Скотт с Зельдой в кругу друзей — у нас бы в середине 50-х годов такую компанию назвали золотой молодежью и подвергли суровому общественному порицанию — много пили. Но менее всего походили такие пирушки на вульгарную попойку. Это был театр. Юная пара могла с первыми лучами солнца выйти на улицу, поймать такси и, распластавшись один на капоте, другая на багажнике, погнать машину через весь Манхэттен, а под вечер вернуться в тот же самый или другой ресторан, куда Скотт войдет на руках.

Могли оборвать застолье в самый его разгар, помчаться в порт и, дождавшись ближайшего рейса в Европу, рвануть на Ривьеру.

В позднем романе «Ночь нежна» главный его герой, врач-психиатр Дик Дайвер, готов на спор распилить официанта — бедняга, не на шутку испугавшись, стремительно исчезает. Такой эпизод или нечто на него похожее могло случиться в действительности и, украсившись некоторыми деталями, стать литературой.

Правда, разница, помимо всего прочего, заключается в том, что за книги платят тебе, а развлечения оплачиваешь ты. Жизнь, которую Скотт Фицджеральд считал нужным, а главное, желанным вести, требовала немалых расходов. А потом, когда Зельда стала по нескольку месяцев в году проводить в частных лечебницах, они стали еще обременительнее.
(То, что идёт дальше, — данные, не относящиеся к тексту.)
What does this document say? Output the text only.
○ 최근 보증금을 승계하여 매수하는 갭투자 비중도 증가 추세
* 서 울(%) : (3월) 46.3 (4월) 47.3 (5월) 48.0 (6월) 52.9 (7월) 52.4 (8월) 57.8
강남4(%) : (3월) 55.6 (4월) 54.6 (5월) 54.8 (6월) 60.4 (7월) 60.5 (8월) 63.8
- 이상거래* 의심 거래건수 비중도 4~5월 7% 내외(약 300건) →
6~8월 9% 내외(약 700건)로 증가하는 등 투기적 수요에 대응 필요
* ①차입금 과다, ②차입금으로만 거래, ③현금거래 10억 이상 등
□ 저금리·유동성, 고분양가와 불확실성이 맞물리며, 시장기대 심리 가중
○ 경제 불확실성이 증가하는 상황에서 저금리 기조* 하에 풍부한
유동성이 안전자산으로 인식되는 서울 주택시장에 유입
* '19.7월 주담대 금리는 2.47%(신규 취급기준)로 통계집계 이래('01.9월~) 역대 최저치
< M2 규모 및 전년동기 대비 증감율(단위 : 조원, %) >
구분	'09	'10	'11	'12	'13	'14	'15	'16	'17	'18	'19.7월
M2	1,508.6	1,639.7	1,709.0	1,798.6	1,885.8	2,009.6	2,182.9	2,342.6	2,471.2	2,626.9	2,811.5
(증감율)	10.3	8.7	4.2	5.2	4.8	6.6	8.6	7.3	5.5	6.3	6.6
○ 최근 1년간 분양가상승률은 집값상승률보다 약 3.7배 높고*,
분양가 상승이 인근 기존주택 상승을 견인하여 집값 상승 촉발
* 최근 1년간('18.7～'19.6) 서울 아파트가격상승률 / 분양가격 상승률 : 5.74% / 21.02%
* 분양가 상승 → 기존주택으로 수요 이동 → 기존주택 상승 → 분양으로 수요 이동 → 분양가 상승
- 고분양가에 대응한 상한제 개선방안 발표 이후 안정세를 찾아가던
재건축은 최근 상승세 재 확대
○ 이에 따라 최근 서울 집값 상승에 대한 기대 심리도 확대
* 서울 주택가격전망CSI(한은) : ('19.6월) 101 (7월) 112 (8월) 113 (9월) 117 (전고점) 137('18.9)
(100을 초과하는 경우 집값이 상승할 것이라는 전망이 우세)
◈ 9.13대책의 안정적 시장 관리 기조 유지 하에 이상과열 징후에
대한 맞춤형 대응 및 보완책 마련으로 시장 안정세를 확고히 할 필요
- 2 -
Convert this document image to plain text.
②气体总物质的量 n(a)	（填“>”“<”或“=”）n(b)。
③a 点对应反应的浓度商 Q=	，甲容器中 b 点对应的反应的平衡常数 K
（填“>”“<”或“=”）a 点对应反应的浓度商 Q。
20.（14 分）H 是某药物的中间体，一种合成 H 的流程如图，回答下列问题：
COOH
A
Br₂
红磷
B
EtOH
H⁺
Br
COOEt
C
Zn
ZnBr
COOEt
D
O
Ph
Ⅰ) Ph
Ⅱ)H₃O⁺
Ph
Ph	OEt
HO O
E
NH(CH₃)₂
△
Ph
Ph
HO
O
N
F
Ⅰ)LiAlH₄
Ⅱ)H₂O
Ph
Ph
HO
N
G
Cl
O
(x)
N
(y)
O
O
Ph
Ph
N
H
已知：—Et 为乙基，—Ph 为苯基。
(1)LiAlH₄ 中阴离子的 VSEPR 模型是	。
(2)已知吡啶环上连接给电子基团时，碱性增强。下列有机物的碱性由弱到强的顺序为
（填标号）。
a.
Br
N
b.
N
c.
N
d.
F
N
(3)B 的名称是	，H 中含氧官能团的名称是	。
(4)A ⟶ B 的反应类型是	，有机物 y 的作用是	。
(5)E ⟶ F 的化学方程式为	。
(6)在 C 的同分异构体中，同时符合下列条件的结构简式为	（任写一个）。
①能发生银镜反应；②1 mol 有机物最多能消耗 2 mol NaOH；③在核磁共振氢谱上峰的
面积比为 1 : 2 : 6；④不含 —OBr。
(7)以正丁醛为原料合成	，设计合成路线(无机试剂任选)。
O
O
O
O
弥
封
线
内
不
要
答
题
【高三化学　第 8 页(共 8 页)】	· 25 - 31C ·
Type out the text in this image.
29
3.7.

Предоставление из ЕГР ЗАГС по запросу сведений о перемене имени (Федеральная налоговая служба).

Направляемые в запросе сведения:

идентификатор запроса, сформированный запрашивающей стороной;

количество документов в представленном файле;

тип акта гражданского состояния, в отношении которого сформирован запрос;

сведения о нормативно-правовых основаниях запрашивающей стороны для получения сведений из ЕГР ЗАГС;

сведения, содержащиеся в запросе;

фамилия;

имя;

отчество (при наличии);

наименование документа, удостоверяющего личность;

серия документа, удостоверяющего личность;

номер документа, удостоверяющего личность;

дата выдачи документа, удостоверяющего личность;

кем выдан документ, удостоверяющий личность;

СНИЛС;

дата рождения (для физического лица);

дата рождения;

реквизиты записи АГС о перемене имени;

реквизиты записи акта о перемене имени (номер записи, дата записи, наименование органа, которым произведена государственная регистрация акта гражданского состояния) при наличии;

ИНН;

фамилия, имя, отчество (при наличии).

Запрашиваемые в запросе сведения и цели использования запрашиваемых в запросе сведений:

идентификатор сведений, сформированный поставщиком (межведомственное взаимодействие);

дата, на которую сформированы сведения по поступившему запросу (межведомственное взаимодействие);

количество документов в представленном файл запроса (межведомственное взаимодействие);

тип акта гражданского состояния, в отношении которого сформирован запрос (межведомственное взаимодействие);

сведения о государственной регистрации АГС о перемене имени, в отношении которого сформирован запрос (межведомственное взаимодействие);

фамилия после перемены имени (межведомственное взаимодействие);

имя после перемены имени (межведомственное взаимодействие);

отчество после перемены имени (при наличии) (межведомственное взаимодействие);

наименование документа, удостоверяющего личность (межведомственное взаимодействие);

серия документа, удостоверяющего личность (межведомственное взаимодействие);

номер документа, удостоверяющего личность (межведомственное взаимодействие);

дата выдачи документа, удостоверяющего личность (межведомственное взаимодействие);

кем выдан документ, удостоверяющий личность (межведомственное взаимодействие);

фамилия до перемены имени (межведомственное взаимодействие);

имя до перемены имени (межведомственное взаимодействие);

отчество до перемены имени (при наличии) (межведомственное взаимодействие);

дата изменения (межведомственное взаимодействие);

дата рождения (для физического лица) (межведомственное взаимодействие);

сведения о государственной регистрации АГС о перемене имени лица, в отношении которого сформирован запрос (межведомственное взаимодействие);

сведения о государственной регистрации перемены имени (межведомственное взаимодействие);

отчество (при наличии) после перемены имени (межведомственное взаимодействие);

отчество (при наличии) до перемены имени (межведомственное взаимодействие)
Потому и приходилось постоянно заниматься литературной поденщиной, о чем сам же писатель говорил жестоко: могу гордиться, «Пост» (самый в 20-е годы популярный в Америке журнал) платит своей старой шлюхе 4000 долларов за визит. Несколько позже эти визиты перенеслись в Голливуд, ну а Голливуд, судя и по художественной, и по документальной литературе, — дело страшное. Конвейер. Для начала Фицджеральду поручили тут переписать диалоги в каком-то уже готовом к производству сценарии. Поручено — сделано, и вот что услышано: господин Фицджеральд, вас пригласили сюда, потому что вы талантливы. Но пока вы здесь, о таланте придется забыть.

Всё так, но суть опять-таки не только в практических нуждах.

Деньги деньгами, они в Америке играют колоссальную роль — я другой такой страны не знаю… Только деньги тут — это столько же сам успех, материализованный в доме, машине и т.д., сколько метафизика успеха.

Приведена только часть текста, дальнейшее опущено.